During the funeral she sat in the first row of the balcony. Being a close friend of Millie’s she could have sat with the family. She preferred this seat because she could look around the sanctuary and see which person was there with whom, what they were wearing, and whether anyone was sneaking stolen glances at any other mourner. A funeral wasn’t usually as good as a wedding when it came to gossip but this was Millie’s funeral. Johnnie never knew her to be upstaged whether she was breathing or not.

Even recalcitrant parishioners graced the church for this affair, and the air was electric. Millie Knox may not have been the finest person ever eulogized in Gratis, but she was the most exciting. She brought an energy to the town, a source of angst and celebration, and would be impossible to replace. The buzz in the sanctuary reminded Johnnie of Millie’s intoxicating presence. To withdraw from it so suddenly was physically painful. She looked around the packed house realizing that she was not alone in her grief.

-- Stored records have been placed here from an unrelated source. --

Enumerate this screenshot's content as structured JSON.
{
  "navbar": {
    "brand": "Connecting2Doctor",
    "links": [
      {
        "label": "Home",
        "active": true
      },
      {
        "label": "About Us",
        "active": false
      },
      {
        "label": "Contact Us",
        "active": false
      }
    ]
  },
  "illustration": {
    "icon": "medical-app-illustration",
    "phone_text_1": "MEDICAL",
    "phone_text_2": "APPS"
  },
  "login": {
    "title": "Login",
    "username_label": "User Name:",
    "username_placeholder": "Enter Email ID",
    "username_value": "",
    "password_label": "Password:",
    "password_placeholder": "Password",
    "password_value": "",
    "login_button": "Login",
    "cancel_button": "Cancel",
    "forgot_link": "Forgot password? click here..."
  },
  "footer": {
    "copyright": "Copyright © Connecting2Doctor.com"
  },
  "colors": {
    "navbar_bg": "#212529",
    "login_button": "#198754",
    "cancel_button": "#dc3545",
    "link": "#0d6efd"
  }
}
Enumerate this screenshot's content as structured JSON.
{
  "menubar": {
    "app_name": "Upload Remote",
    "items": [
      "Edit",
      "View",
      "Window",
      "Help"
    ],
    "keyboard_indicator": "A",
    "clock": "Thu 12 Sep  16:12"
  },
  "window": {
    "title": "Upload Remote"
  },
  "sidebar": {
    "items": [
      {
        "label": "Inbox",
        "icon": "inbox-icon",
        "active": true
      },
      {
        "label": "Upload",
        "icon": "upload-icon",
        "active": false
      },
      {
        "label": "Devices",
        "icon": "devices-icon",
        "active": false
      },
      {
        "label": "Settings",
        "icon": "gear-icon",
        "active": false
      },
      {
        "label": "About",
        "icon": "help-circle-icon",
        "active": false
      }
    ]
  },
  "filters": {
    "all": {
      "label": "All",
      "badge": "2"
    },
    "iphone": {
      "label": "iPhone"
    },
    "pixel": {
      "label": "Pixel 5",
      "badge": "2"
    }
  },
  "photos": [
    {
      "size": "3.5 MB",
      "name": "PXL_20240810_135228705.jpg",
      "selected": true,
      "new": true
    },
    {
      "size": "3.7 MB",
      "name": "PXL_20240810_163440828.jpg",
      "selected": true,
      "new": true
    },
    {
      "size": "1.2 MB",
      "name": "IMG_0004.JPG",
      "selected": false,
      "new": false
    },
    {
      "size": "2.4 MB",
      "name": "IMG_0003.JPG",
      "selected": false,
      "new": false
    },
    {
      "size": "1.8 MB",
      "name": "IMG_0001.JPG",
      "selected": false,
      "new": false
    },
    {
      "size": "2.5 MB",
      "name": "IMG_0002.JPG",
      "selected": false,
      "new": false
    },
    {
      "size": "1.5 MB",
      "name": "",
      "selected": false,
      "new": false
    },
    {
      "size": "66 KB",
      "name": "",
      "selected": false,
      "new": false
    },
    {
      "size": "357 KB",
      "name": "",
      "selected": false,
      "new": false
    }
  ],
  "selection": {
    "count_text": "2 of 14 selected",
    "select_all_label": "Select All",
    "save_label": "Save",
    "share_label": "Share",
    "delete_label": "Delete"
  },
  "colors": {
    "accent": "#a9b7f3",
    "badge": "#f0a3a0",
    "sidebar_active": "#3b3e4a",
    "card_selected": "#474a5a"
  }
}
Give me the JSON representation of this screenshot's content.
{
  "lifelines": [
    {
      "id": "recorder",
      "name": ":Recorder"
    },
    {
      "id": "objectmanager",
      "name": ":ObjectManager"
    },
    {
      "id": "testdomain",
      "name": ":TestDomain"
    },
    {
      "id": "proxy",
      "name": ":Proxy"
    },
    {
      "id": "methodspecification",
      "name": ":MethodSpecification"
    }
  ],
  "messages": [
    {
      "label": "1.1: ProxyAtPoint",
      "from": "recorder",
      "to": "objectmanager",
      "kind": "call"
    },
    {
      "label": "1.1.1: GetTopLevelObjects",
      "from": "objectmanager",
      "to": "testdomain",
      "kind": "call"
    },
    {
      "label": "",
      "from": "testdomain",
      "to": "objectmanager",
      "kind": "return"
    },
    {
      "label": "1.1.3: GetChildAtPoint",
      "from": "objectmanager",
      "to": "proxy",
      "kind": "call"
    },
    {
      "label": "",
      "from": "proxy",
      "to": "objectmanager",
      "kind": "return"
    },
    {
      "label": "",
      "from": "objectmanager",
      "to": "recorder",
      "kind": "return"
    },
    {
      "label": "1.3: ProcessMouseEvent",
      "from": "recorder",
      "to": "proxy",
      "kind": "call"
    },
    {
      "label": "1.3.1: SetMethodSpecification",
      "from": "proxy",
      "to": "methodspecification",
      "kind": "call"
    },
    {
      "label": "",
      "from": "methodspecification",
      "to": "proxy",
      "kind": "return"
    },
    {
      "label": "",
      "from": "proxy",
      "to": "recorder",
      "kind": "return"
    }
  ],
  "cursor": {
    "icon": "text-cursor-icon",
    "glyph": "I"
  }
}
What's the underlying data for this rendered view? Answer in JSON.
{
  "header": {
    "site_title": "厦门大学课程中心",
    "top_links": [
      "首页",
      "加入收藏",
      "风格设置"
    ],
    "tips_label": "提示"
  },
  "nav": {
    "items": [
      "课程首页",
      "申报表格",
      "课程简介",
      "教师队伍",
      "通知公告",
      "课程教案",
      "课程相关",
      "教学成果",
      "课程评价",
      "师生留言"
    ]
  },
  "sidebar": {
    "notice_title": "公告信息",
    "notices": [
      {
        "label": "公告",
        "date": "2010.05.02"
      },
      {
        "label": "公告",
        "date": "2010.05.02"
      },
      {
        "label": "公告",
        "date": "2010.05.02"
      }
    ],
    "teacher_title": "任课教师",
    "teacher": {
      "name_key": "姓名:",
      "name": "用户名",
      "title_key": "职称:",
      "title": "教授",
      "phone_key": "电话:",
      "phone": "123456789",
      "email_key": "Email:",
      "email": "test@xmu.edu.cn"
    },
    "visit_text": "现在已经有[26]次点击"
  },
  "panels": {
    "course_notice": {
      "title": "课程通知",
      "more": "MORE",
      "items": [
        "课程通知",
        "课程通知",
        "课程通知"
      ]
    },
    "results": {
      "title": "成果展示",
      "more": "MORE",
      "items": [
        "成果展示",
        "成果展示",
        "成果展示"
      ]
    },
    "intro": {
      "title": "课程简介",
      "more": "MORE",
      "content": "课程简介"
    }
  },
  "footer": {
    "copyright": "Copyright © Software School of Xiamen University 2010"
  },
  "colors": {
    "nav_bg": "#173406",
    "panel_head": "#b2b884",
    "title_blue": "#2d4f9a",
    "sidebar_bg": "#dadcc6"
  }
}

It was then that Johnnie started planning the next phase of her life. She enjoyed the power she wielded in Gratis but wanted more. She wanted to be loved. She would have to find a suitable platform for such a difficult transition.

Sitting there, Johnnie realized there would be no more popular cause than finding Millie’s murderer. She would take up that cause and find this person just as surely as she found the secrets breathing in the souls of all Gratisians. This would be her crusade and nobody would stand in her way. To do so would invite scorn and, as always, she had her sources. Everyone had some secret they didn’t want others to know. If she ran into a roadblock she would use those secrets like a bulldozer. The thought of the good she would do in the name of her friend made her cry. Her tears burned hot on her fat, mottled cheeks.

Those at the funeral could see her grief and were genuinely touched. Little did they know that Johnnie wouldn’t stop mourning when Millie was finally lowered into the ground. She would exalt in her grief and keep it alive, making it her calling card for the foreseeable future. She believed Millie would have wanted her to do so, and was convinced that Gratis would love her for it.